Several of the other measures that we sample for give us an idea of the amount of dissolve nutrients in the Gulf. One of the major goals of the C-Image project is to assess nutrients limitations for phytoplankton in the photic zone, or the part of the water column where light penetrates and photosynthesis occurs.
Phytoplankton require certain key nutrients to survive, and monitoring the concentrations of those nutrients in a system can give us an indication of the health of the system. Limiting nutrients are the essential nutrients that are most often used up in the system, and therefore act as a control on the number of organisms that can survive in that environment. For example, nitrogen in the environment is snapped up by the phytoplankton pretty quickly, meaning that we usually don’t detect much available nitrogen in a sample. Sometimes, however, a system might have an extra input of nitrogen from somewhere, and the limiting nutrient might turn out to be phosphate. Our data would show us that now there was unclaimed nitrogen floating around, but we wouldn’t see any phosphate. Monitoring these nutrients gives us an idea of how matter is cycling through a system, which can be an important clue in assessing the health of the system.

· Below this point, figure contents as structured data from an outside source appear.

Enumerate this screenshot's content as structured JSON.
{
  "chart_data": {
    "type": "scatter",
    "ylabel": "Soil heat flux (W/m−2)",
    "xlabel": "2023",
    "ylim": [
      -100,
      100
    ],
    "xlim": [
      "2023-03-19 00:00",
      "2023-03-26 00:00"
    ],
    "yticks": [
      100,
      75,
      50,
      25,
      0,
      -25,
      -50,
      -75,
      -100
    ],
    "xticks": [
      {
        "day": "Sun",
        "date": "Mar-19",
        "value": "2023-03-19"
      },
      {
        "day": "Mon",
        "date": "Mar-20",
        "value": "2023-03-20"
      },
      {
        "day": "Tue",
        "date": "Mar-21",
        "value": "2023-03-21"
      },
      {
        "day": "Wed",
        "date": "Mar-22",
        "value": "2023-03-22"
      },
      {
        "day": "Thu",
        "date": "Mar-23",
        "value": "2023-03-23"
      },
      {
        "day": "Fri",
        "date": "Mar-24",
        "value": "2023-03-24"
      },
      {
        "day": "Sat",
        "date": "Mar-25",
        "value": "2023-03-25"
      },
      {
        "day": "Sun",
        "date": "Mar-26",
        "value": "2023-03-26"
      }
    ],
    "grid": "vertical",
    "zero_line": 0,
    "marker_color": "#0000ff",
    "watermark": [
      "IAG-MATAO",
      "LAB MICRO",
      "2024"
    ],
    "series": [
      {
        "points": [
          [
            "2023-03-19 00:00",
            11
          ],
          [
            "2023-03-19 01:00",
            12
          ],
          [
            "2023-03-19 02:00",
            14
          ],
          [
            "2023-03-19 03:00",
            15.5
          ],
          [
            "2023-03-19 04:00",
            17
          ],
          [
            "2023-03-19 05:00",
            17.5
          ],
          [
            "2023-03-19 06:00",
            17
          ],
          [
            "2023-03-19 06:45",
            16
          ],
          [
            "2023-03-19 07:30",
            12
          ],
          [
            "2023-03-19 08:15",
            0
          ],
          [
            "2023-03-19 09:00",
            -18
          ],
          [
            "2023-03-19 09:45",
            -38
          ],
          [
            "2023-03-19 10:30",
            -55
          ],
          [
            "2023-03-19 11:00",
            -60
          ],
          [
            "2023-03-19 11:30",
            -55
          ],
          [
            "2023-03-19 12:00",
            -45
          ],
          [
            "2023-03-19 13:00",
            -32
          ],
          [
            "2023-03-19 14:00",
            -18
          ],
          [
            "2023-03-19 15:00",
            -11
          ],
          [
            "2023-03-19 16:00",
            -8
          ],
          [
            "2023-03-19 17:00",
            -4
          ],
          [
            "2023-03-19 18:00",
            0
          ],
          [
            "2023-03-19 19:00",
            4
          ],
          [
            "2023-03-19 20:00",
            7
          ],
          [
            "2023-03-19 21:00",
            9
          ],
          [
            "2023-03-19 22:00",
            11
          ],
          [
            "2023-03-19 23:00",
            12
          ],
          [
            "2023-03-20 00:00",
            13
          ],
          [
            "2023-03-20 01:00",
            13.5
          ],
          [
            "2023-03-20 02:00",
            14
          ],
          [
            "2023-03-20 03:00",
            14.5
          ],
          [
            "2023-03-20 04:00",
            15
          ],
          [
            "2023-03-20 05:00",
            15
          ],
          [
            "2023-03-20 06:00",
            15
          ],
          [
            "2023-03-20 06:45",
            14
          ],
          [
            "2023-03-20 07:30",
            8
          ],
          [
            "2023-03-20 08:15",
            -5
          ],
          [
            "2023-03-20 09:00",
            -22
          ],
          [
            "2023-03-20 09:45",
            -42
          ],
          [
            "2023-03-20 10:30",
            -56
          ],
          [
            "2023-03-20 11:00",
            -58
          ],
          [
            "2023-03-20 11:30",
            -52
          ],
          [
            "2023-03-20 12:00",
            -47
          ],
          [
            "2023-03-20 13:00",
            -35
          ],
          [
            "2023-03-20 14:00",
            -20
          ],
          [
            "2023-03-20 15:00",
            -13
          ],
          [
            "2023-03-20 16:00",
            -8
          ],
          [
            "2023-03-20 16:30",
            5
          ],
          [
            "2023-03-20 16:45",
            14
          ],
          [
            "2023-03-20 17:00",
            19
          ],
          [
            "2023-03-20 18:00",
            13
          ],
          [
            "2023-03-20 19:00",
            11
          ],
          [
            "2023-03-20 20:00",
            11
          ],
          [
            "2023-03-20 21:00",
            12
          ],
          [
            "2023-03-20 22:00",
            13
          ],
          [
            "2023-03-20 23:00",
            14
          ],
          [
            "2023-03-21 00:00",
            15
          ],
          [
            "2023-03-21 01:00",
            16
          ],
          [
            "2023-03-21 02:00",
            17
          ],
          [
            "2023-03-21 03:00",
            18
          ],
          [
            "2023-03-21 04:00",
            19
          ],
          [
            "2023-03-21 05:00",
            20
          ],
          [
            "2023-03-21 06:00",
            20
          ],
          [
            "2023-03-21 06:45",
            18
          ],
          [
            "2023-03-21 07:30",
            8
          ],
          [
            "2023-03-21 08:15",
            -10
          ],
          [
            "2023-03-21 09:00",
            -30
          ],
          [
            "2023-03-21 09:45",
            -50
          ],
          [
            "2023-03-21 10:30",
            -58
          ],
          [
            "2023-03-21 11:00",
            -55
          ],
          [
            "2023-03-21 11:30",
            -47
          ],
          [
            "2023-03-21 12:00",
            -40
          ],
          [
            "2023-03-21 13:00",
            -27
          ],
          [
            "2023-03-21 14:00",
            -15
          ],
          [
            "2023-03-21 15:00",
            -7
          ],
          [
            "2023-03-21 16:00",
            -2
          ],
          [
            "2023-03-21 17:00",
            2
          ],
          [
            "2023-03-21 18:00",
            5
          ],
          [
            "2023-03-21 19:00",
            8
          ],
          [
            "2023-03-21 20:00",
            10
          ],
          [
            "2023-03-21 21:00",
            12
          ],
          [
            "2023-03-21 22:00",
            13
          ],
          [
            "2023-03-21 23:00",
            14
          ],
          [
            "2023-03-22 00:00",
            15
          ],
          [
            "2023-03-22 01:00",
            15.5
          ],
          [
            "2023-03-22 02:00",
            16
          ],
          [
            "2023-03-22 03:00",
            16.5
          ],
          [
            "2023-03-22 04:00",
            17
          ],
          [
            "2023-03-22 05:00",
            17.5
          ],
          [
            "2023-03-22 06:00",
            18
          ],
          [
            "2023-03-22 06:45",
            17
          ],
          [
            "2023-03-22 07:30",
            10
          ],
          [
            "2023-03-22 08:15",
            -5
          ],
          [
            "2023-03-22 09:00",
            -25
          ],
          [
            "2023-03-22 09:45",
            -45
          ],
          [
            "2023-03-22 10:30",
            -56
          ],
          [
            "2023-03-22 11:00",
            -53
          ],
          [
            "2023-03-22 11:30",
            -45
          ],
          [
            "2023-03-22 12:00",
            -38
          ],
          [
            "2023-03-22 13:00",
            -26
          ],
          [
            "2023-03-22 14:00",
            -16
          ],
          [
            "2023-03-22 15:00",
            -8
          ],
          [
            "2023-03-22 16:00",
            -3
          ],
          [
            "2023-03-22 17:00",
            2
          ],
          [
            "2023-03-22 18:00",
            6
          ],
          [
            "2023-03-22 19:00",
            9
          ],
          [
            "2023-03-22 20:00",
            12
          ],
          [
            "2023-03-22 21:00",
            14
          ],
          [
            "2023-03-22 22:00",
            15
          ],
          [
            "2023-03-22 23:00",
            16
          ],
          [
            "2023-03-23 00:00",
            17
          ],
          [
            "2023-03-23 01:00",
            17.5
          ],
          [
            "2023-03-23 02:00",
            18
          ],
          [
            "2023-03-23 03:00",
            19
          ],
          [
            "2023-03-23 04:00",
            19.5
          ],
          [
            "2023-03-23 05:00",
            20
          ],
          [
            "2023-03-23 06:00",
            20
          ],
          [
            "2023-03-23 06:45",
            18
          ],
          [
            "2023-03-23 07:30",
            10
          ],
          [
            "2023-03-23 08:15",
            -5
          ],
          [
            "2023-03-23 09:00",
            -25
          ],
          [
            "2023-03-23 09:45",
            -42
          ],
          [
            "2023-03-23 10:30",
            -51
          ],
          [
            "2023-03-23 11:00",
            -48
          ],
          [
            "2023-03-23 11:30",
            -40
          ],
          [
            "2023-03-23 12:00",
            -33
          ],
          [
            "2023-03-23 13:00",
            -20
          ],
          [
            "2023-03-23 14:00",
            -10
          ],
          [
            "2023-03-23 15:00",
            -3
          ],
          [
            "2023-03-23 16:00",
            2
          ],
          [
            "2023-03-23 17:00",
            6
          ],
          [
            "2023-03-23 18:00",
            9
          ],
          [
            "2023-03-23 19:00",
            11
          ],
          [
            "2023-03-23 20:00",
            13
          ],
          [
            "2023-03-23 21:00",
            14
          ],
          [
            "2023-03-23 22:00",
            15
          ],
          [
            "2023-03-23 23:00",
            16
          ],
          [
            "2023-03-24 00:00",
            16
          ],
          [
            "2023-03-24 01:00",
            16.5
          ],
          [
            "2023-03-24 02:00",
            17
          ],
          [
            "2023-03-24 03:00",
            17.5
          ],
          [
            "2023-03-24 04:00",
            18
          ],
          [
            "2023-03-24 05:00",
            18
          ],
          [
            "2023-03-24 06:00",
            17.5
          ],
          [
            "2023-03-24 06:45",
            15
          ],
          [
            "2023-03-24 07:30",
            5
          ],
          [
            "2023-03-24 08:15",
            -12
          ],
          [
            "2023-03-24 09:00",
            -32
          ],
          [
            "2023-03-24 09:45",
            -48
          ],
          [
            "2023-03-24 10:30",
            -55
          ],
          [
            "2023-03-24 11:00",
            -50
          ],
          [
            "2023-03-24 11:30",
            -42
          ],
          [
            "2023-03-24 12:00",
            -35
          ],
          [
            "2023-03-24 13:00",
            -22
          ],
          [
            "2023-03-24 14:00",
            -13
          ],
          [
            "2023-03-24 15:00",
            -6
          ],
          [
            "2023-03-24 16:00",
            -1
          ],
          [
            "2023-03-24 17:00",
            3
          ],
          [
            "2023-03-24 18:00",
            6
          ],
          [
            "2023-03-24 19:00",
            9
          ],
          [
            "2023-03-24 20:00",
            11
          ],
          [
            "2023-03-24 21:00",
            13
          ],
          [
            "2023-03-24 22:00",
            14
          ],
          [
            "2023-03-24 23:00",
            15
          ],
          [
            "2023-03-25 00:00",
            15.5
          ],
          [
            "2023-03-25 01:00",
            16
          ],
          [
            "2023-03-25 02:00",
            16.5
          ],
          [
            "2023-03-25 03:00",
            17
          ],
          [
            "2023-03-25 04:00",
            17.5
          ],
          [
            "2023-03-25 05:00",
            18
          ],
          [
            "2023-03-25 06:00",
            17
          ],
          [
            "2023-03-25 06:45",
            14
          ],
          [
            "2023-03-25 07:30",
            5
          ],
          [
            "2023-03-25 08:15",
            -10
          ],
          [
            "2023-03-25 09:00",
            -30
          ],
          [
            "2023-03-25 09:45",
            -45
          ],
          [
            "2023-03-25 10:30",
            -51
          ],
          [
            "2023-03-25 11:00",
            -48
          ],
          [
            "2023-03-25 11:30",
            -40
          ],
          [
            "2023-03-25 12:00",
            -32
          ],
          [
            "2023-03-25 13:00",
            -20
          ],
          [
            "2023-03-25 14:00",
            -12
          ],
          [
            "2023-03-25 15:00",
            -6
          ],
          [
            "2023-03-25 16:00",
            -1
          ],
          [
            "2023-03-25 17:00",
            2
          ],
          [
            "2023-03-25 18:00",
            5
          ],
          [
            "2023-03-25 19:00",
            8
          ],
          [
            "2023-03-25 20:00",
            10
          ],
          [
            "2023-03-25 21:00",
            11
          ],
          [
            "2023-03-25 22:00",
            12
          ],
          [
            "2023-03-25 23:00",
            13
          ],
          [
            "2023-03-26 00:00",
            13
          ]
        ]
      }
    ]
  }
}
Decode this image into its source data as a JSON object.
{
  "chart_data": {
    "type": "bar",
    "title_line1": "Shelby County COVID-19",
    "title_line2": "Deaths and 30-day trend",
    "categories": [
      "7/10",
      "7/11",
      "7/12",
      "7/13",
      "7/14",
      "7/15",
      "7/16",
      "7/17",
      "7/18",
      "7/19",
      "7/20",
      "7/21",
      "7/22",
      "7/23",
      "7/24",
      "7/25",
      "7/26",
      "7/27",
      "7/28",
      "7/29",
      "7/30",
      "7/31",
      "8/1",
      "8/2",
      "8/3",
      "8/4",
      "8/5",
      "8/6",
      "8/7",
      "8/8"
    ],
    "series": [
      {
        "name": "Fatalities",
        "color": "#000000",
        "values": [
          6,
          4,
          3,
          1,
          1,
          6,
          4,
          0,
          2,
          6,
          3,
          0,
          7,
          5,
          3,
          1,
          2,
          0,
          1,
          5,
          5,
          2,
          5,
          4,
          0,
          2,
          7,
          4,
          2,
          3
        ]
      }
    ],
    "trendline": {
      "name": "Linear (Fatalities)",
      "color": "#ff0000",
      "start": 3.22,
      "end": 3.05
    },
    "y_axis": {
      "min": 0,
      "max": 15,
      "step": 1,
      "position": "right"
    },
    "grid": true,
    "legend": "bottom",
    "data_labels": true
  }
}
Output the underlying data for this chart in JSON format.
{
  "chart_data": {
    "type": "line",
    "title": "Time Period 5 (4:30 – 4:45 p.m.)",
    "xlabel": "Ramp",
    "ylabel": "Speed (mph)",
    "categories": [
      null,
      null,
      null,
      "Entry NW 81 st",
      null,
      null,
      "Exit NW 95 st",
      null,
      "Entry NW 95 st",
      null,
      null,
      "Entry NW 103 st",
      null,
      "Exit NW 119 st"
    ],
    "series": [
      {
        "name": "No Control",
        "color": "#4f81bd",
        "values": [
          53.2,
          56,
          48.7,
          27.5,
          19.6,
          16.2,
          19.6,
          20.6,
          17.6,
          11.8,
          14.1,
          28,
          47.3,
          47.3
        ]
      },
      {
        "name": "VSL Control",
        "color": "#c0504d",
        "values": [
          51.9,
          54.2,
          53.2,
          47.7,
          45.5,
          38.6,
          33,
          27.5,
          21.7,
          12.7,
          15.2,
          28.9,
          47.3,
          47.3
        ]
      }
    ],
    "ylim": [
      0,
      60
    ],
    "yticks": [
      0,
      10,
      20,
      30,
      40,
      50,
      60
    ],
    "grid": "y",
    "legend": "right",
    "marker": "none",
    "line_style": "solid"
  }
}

If the Mississippi plume is responsible for our funky water, we should also see a considerable spike in the dissolved nutrients because of the agricultural runoff that would be carried along in the Mississippi. Eventually, we might see increases in populations of plankton and overall biomass because of all of the extra nutrients that have been transported out in the deep water zone. All of this is part of the nutrient cycle, and part of the Gulf system we are working so hard out here to study!
The Most Interesting Water I Have Ever Seen
I feel really lucky I was out here in the Gulf when we had a mystery to solve. Even though the filtering took longer and we had to work a little harder, I feel like I got a chance to see how all of this fits together. I’m so glad I really got to see how fascinating a glass of water really can be!